Creo haber dicho, en varias
ocasiones, lo bien que me cae Ramón Cutillas. Pero no
tengo inconveniente en redoblar el tambor. Por más que éste
se empeñe en no confirmarme las malas andanzas de dos
personajes que a cada paso trataban de adelgazarle su cuenta
corriente. Hecho que a mí me consta sucedió allá cuando los
años ochenta estaban tocando a su fin y principiaban los
noventa.
Pero en vista de que RC con sus habituales buenas maneras,
producto de su esmerada educación, no cede ante mi
insistencia, he decidido olvidarme del tema. Esperando, eso
sí, que un día le dé por levantarse de la cama con ganas de
sincerarse conmigo. Lo cual puede ocurrir. Por qué no... La
columna de hoy, pues, nada tiene que ver con ningún tipo de
impuesto revolucionario. Es más bien un simple deseo de
contarle a Ramón cuestiones referentes a Francisco Franco.
Una figura que, por lo que le vengo leyendo en sucesivos
domingos, sigue despertando su interés.
Mira, Ramón, yo nunca te he contado que hice el servicio
militar como Infante de Marina. Y que, por medios que aún no
he averiguado, me vi, de la noche a la mañana, en el verano
del año 61, convertido en escolta de don Felipe Abarzuza:
ministro de Marina. Un escolta atípico. Porque ni tenía
estatura ni yo me distinguía por ser un gladiador. Y, por si
fuera poco, cuando me tocaba acompañar al ministro -y a su
esposa, una inglesa de modales exquisitos- al Retiro, para
echarle altramuces a los patos, la pistola que llevaba
estaba cargada con balas de fogueo.
Pues bien, semejante tarea la compartía yo con estar a las
órdenes directas de los ayudantes del ministro. Teniente
coronel Ollero; teniente de navío, Carlos Alvear–que
murió muy joven-; y el comandante Conejero; pionero
como hombre del tiempo en televisión española. Como pronto
me gané la confianza de tales jefes, pude oírles, a veces,
hablar de asuntos que jamás se hubieran atrevido a exponer
delante de personas que le hubieran ofrecido escasa o nula
seguridad. En cierta ocasión, estando en El Pardo,
acompañando a don Felipe, Alvear le dijo al conductor, en mi
presencia, que los consejos de ministros suponían un
suplicio para todos los ministros. Ya que Franco se permitía
el lujo de pasarse todo el consejo sin ir al baño. Y que los
ministros, todos prostáticos, aguantaban el tirón
bisbiseando maldades contra el Jefe del Estado.

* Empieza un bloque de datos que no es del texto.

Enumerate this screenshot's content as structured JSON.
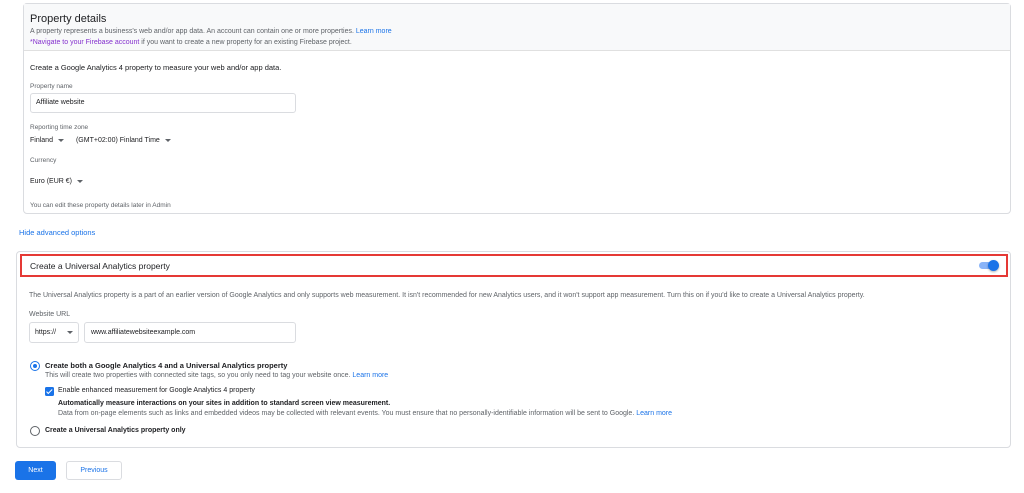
{
  "property_details": {
    "title": "Property details",
    "description": "A property represents a business's web and/or app data. An account can contain one or more properties.",
    "learn_more": "Learn more",
    "firebase_prefix": "*",
    "firebase_link": "Navigate to your Firebase account",
    "firebase_suffix": " if you want to create a new property for an existing Firebase project.",
    "intro": "Create a Google Analytics 4 property to measure your web and/or app data.",
    "property_name_label": "Property name",
    "property_name_value": "Affiliate website",
    "timezone_label": "Reporting time zone",
    "timezone_country": "Finland",
    "timezone_zone": "(GMT+02:00) Finland Time",
    "currency_label": "Currency",
    "currency_value": "Euro (EUR €)",
    "edit_note": "You can edit these property details later in Admin"
  },
  "advanced_link": "Hide advanced options",
  "universal_analytics": {
    "header_title": "Create a Universal Analytics property",
    "toggle_on": true,
    "description": "The Universal Analytics property is a part of an earlier version of Google Analytics and only supports web measurement. It isn't recommended for new Analytics users, and it won't support app measurement. Turn this on if you'd like to create a Universal Analytics property.",
    "website_url_label": "Website URL",
    "protocol": "https://",
    "website_url_value": "www.affiliatewebsiteexample.com",
    "option_both_title": "Create both a Google Analytics 4 and a Universal Analytics property",
    "option_both_sub": "This will create two properties with connected site tags, so you only need to tag your website once.",
    "option_both_learn_more": "Learn more",
    "enhanced_label": "Enable enhanced measurement for Google Analytics 4 property",
    "enhanced_title": "Automatically measure interactions on your sites in addition to standard screen view measurement.",
    "enhanced_sub": "Data from on-page elements such as links and embedded videos may be collected with relevant events. You must ensure that no personally-identifiable information will be sent to Google.",
    "enhanced_learn_more": "Learn more",
    "option_ua_only": "Create a Universal Analytics property only"
  },
  "buttons": {
    "next": "Next",
    "previous": "Previous"
  },
  "colors": {
    "accent": "#1a73e8",
    "highlight_border": "#e53935"
  }
}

Y es que Franco, según le leí al doctor Puigvert,
eminente urólogo de entonces, disfrutaba de una próstata
inmejorable. Así que podía permitirse el lujo de avasallar a
sus ministros haciendo alardes de cómo contener sus
micciones. Franco era emotivo, criticón e inquisitivo. Pero
nunca vacilante. Y de él se temían sus silencios. Con ellos,
decían los ayudantes de Abarzuza, y con dejar transcurrir el
tiempo, agotaba la capacidad de resistencia de sus
opositores.
En lo tocante al envío del motorista, te puedo decir,
estimado RC, que a mí me tocó presenciar la llegada del que
llevaba la boleta destinada a que Abarzuza abandonara el
cargo para que fuera ocupado por Nieto Antúnez. Para
engañar a Franco había que saber chino. Y aun así lo
engañaban. Eso sí, el día que suspendió un consejo de
ministros para ir al baño, Fraga se dio cuenta de que
la Dictadura iba ya cuesta abajo. O sea, Ramón, lo de
siempre: que los hombres acabamos todos perdiéndonos, de una
forma o de otra, por el mismo sitio. Y Franco, como
comprenderás, no iba a ser la excepción.